In ogni caso, la decisione presa dall’Ufficio per la difesa della costituzione di considerare estremista di destra e non solo populista AfD rischia di rimanere un rilievo isolato, con scarse conseguenze sotto il profilo giuridico e degli assetti istituzionali, vista la propensione dei cristiano-democratici di Friedrich Merz a trattare con Alternative, che nel frattempo continua a crescere nei sondaggi, ed è data oggi oltre il 23% nelle intenzioni di voto. Sembra impensabile che un partito con un simile seguito possa essere messo fuori legge, in barba ai contenuti politici di cui è portatore, che certo non si accordano con la legge fondamentale tedesca.
Ma per il momento una simile scelta non è contemplata, nonostante le voci di coloro, come la ministra della Giustizia socialdemocratica, Nancy Faser, che sostengono che AfD andrebbe messa al bando perché non può essere contrastata con il solo dibattito politico, dato che persegue, in ultima analisi, l’obiettivo di eliminare la democrazia.
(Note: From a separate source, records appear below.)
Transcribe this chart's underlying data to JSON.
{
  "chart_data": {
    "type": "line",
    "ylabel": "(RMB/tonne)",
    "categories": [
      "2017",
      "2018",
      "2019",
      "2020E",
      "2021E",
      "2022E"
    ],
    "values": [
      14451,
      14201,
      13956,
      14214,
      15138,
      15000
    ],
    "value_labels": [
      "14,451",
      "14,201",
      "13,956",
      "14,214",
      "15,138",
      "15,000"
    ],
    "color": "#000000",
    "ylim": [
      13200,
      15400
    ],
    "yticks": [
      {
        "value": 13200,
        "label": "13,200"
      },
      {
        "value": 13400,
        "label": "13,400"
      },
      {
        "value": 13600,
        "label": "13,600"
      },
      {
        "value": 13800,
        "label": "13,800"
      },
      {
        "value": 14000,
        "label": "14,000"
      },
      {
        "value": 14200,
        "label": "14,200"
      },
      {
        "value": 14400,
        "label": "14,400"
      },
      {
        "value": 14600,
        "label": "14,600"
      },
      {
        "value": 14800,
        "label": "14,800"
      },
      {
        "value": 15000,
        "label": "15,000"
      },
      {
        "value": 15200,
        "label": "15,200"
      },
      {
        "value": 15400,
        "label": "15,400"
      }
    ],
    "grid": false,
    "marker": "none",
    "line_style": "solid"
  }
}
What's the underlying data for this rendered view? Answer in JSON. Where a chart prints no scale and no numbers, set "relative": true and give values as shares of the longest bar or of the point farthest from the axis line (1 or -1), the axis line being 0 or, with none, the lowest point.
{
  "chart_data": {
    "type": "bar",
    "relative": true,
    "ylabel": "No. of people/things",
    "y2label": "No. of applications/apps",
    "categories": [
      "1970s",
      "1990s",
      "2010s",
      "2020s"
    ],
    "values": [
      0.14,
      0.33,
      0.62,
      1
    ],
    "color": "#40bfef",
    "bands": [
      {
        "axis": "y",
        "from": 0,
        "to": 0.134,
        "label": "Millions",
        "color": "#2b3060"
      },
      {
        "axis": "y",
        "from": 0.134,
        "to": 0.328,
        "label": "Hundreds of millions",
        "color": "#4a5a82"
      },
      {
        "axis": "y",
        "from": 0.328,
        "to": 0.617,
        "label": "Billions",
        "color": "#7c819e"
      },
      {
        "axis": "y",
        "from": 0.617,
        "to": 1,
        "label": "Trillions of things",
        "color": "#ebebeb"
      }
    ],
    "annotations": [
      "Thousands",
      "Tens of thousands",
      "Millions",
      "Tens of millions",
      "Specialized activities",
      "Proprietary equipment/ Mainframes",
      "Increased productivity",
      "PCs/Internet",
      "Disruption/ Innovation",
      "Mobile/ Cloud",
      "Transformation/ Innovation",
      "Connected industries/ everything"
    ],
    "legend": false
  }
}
Il principale promotore della campagna di divieto, Marco Wanderwitz (Cdu), ha dichiarato: “Minoranze di ogni tipo, tutti i partiti democratici, le istituzioni dello Stato di diritto: vengono tutti attaccati, minacciati e messi alla berlina dalla mattina alla sera. Il messaggio di fondo è sempre: quando arriverà il giorno, vi daremo la caccia”. Il timore è però che se si insiste sulla messa al bando la AfD potrebbe coltivare la sua narrativa vittimistica e guadagnare ulteriori simpatizzanti. Certo, padroneggiare l’equilibrio tra il non cedere a un atteggiamento difensivo generalizzato nei confronti del partito e, allo stesso tempo, prendere nettamente le distanze dall’estremismo di destra potrebbe non essere facile nella pratica, ma può avere successo. Bisognerebbe spiegare seriamente quali soluzioni sono praticabili senza mettere in discussione i princìpi fondamentali della democrazia, contrastare il partito in modo argomentativo, denunciarne sistematicamente e pubblicamente le contraddizioni e le violazioni antidemocratiche. Ma chi sarà in grado di farlo?